ID	Story	Acceptance Criteria
EU-01	As a user, I want to ask a question and get the best available answer without choosing an adapter manually	Router automatically selects the best adapter; response quality >= manual selection
EU-02	As a user, I want to run LocoLLM on my laptop with 8GB RAM	Setup completes; inference runs without OOM; documented system requirements
EU-03	As a user, I want to install a specific adapter from the library	`loco adapters install <name>` downloads and registers it
EU-04	As a user, I want to see which adapter handled my query	CLI output includes adapter name and confidence (when available)

Project Lead / Instructor

ID	Story	Acceptance Criteria
PL-01	As the project lead, I want to compare all adapters for a domain on a common benchmark	Leaderboard is auto-generated from registry benchmark scores
PL-02	As the project lead, I want to promote the best adapter to “active” for a domain	`active` flag in registry; `loco promote <adapter>` command
PL-03	As the project lead, I want to track system-level performance over semesters	Results archived per semester; trend report
PL-04	As the project lead, I want to set the base model for the next academic year	ADR process for base model selection; migration guide

Open Research Questions

Tracked in docs/ideas.md.

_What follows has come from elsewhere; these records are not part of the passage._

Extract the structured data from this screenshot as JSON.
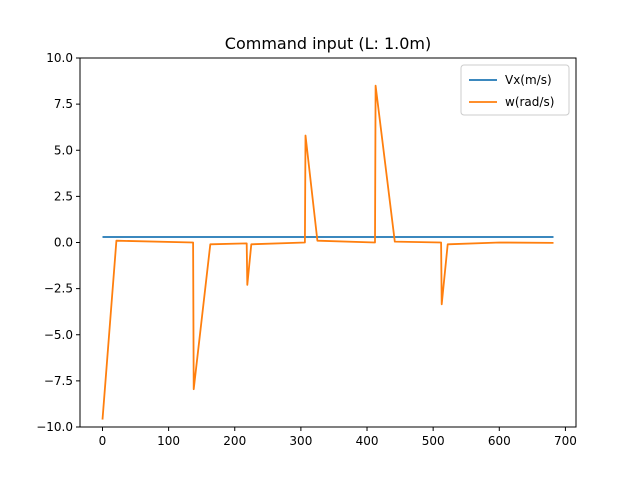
{
  "chart_data": {
    "type": "line",
    "title": "Command input (L: 1.0m)",
    "xlabel": "",
    "ylabel": "",
    "xlim": [
      -34,
      716
    ],
    "ylim": [
      -10,
      10
    ],
    "x_ticks": [
      0,
      100,
      200,
      300,
      400,
      500,
      600,
      700
    ],
    "y_ticks": [
      -10.0,
      -7.5,
      -5.0,
      -2.5,
      0.0,
      2.5,
      5.0,
      7.5,
      10.0
    ],
    "x_tick_labels": [
      "0",
      "100",
      "200",
      "300",
      "400",
      "500",
      "600",
      "700"
    ],
    "y_tick_labels": [
      "−10.0",
      "−7.5",
      "−5.0",
      "−2.5",
      "0.0",
      "2.5",
      "5.0",
      "7.5",
      "10.0"
    ],
    "grid": false,
    "legend_position": "top-right",
    "series": [
      {
        "name": "Vx(m/s)",
        "color": "#1f77b4",
        "x": [
          0,
          682
        ],
        "y": [
          0.3,
          0.3
        ]
      },
      {
        "name": "w(rad/s)",
        "color": "#ff7f0e",
        "x": [
          0,
          21,
          137,
          138,
          163,
          218,
          219,
          225,
          306,
          307,
          325,
          412,
          413,
          442,
          512,
          513,
          522,
          600,
          682
        ],
        "y": [
          -9.6,
          0.1,
          0.0,
          -7.95,
          -0.1,
          -0.05,
          -2.3,
          -0.1,
          0.0,
          5.8,
          0.1,
          0.0,
          8.5,
          0.05,
          0.0,
          -3.35,
          -0.1,
          0.0,
          -0.02
        ]
      }
    ]
  }
}
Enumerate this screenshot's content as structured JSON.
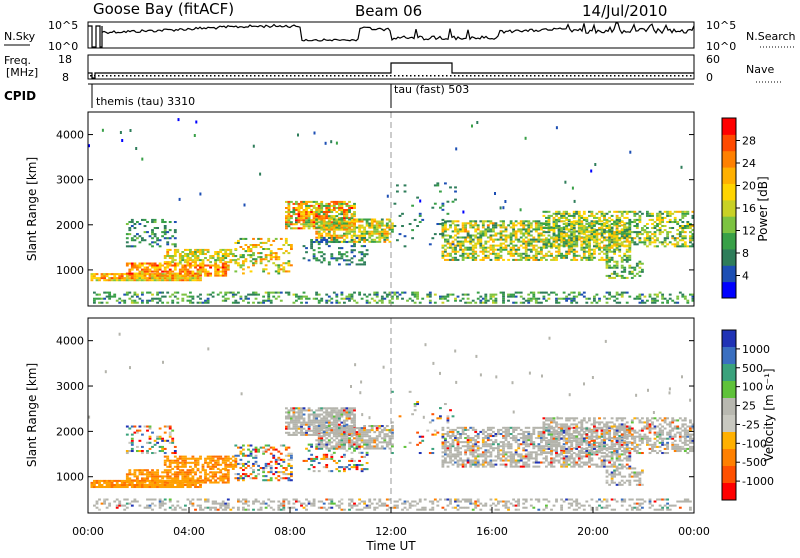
{
  "header": {
    "station": "Goose Bay (fitACF)",
    "beam": "Beam 06",
    "date": "14/Jul/2010"
  },
  "noise_panel": {
    "left_label": "N.Sky",
    "right_label": "N.Search",
    "left_ticks": [
      "10^5",
      "10^0"
    ],
    "right_ticks": [
      "10^5",
      "10^0"
    ]
  },
  "freq_panel": {
    "left_label_1": "Freq.",
    "left_label_2": "[MHz]",
    "right_label": "Nave",
    "left_ticks": [
      "18",
      "8"
    ],
    "right_ticks": [
      "60",
      "0"
    ]
  },
  "cpid": {
    "label": "CPID",
    "segments": [
      {
        "text": "themis (tau) 3310"
      },
      {
        "text": "tau (fast) 503"
      }
    ]
  },
  "colors": {
    "power_scale": [
      "#0000ff",
      "#1d4fb4",
      "#2e7d5a",
      "#38a047",
      "#7cc341",
      "#c8d126",
      "#ffd400",
      "#ffb000",
      "#ff8000",
      "#ff4a00",
      "#ff0000"
    ],
    "velocity_scale": [
      "#2033b5",
      "#3a6fc0",
      "#3aa27c",
      "#5fc23a",
      "#b8b8b0",
      "#c8c8c0",
      "#ffb000",
      "#ff8000",
      "#ff5000",
      "#ff0000"
    ],
    "ground_scatter": "#b4b4ac"
  },
  "chart_data": [
    {
      "type": "heatmap",
      "title": "",
      "xlabel": "",
      "ylabel": "Slant Range [km]",
      "yticks": [
        "1000",
        "2000",
        "3000",
        "4000"
      ],
      "ylim": [
        200,
        4500
      ],
      "xlim": [
        0,
        24
      ],
      "colorbar": {
        "label": "Power [dB]",
        "ticks": [
          "4",
          "8",
          "12",
          "16",
          "20",
          "24",
          "28"
        ],
        "range": [
          0,
          30
        ]
      }
    },
    {
      "type": "heatmap",
      "title": "",
      "xlabel": "Time UT",
      "ylabel": "Slant Range [km]",
      "yticks": [
        "1000",
        "2000",
        "3000",
        "4000"
      ],
      "xticks": [
        "00:00",
        "04:00",
        "08:00",
        "12:00",
        "16:00",
        "20:00",
        "00:00"
      ],
      "ylim": [
        200,
        4500
      ],
      "xlim": [
        0,
        24
      ],
      "colorbar": {
        "label": "Velocity [m s⁻¹]",
        "ticks": [
          "1000",
          "500",
          "100",
          "25",
          "-25",
          "-100",
          "-500",
          "-1000"
        ]
      }
    }
  ]
}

Key items:

Ensemble voting across same-domain adapters — latency vs accuracy tradeoff
Adapter composition (stacking two LoRAs) — feasibility and interference
Confidence-based routing with fallback chains
Adapter retirement policy for long-term registry management
Sub-4-bit quantization (1.58-bit BitNet) viability

Semester Planning Template

For each semester, create a plan covering:

Domains to target: Which new domains will students build adapters for?
Infrastructure goals: Which system features are prioritised (router upgrade, voting, installer)?
Research experiments: Which open questions will be investigated?
Evaluation milestones: What benchmarks and scores are we aiming for?
Student allocation: How many students per domain? Solo vs team?